Sable Mining lifts Nimba resource to 205Mt

4th February 2015

JOHANNESBURG (miningweekly.com) – Following the completion of a resource definition exploration drilling campaign, Aim-listed iron-ore explorer and developer Sable Mining Africa increased its total Joint Ore Reserves Committee-compliant resource to 205.2-million tons a year at its Nimba project, in south-east Guinea.

The campaign, which saw the completion of 231 reverse circulation drill holes across Plateau 2 (P2) and Plateau 3, upgraded the resources from 181.8-million tons, at an average grade of 57.8% iron.

Resource confidence improved with the measured and indicated portion increasing by 31%, from 148.4-million tons to 195-million tons.

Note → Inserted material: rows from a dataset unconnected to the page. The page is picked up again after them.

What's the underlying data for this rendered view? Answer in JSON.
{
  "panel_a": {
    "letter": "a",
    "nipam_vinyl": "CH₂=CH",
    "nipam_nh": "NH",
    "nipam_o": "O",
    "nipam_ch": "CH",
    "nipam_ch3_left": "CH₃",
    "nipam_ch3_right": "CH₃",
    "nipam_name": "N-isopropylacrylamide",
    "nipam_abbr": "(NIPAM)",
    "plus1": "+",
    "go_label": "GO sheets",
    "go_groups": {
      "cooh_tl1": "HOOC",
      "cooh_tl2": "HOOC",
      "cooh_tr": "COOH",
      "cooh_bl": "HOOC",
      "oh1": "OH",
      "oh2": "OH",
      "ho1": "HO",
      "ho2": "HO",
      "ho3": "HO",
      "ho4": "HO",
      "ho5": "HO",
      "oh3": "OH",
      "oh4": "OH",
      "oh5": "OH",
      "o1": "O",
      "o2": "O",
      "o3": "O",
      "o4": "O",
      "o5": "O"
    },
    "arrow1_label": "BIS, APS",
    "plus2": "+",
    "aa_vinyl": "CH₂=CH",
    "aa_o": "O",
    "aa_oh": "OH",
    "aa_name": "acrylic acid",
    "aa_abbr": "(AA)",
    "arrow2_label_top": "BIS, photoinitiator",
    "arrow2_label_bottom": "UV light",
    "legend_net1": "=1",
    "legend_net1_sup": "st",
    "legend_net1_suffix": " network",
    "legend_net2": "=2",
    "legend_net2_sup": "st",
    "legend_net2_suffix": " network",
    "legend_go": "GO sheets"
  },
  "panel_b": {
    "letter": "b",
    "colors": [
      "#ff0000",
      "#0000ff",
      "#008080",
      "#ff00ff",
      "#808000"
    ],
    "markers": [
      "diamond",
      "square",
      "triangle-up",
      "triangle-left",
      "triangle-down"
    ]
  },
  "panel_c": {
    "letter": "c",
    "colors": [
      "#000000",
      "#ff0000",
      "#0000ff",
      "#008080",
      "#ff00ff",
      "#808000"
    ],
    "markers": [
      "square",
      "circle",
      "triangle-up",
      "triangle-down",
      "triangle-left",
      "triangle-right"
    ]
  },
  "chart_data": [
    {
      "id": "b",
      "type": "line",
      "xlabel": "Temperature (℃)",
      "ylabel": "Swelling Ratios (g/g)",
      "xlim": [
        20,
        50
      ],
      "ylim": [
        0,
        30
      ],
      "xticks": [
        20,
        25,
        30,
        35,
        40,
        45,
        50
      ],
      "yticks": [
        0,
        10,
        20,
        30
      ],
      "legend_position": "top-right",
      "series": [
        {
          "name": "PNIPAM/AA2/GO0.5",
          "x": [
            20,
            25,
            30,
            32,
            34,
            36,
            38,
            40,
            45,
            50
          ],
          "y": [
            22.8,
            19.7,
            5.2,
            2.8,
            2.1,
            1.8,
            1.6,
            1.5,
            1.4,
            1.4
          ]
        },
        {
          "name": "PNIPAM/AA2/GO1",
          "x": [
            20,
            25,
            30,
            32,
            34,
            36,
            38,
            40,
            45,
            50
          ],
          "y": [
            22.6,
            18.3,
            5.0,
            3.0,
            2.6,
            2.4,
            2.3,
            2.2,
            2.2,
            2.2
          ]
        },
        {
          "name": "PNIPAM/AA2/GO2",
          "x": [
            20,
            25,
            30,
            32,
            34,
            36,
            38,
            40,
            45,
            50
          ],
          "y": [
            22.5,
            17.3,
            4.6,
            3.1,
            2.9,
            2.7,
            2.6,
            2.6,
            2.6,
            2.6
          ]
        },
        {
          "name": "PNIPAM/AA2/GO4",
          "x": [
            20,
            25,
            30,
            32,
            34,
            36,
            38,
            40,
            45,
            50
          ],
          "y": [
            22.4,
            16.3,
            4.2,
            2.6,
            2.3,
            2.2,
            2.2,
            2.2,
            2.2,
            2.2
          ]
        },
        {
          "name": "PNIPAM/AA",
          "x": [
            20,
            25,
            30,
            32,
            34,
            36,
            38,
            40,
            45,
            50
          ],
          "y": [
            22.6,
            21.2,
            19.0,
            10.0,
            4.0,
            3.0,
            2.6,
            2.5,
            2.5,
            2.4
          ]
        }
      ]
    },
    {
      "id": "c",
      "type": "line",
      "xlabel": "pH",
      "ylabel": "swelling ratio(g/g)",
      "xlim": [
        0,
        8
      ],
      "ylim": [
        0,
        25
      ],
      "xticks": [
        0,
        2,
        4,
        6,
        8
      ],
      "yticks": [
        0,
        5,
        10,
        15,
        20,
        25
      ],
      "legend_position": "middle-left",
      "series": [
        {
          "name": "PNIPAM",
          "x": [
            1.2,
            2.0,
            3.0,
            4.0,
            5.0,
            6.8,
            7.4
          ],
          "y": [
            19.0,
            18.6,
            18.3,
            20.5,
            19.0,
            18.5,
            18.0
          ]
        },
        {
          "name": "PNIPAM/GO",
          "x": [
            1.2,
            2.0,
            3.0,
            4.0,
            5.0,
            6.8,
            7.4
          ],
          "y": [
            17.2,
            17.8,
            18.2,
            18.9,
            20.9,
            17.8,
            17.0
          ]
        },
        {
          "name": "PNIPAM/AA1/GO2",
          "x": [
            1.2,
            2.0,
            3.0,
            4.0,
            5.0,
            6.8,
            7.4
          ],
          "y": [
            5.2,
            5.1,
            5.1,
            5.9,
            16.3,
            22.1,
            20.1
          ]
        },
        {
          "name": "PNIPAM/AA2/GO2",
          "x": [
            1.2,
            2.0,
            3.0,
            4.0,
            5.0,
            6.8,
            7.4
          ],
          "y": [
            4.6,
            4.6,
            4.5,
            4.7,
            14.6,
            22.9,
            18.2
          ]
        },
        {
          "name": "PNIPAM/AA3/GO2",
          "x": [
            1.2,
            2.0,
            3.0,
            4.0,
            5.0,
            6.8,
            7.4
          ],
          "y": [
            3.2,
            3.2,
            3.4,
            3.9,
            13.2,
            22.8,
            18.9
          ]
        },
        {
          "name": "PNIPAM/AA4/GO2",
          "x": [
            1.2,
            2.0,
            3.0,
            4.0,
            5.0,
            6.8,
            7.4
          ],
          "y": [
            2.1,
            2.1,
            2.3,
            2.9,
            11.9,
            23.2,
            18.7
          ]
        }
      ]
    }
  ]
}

Sable Mining CEO Andrew Groves said that this updated resource brought the company one step closer to achieving its “ultimate goal” of iron-ore production in the second half of 2016.

Further, the company said that it anticipated a significant increase in premium direct shipping ore (DSO) – ongoing investigation had identified the upper portion of the unconsolidated domain to contain a “very low” clay content, which was expected to be screenable as a DSO product, thereby significantly increasing the potential lump and fines products available for DSO mining.

In line with this, the additional components of the company’s development continued to make headway. Mine design, scheduling and metallurgical testwork was under way to progress the marketing studies for the end product.

The DSO product would require a relatively simple crush and screen, and thereby a reduced operating cost was anticipated. The company also noted that the project had considerable further potential to increase current reserves and enhance the robust fundamentals demonstrated in the preliminary feasibility study.

Meanwhile, Sable noted that further drop tower testwork confirmed the initial overall lump yields, with higher lump yields in the P2 south area – the high proportion and quality of lump product was expected to achieve a premium to the prevailing iron-ore spot price, as it would be a direct blast furnace feed and would not require sintering.

A study progress report would be completed in the third quarter of this year, which would provide an update of the operational and economic viability of Nimba, taking into account ongoing detailed studies relating to mine and haul road design in Guinea.

The company expected a full bankable feasibility study to be published in the first quarter of 2016.

"Swiftly following on the back of our landmark rail access and infrastructure development agreement with the government of Liberia, this increase in our resource further highlights the scope, scale and potential commercial value of this asset,” Groves added.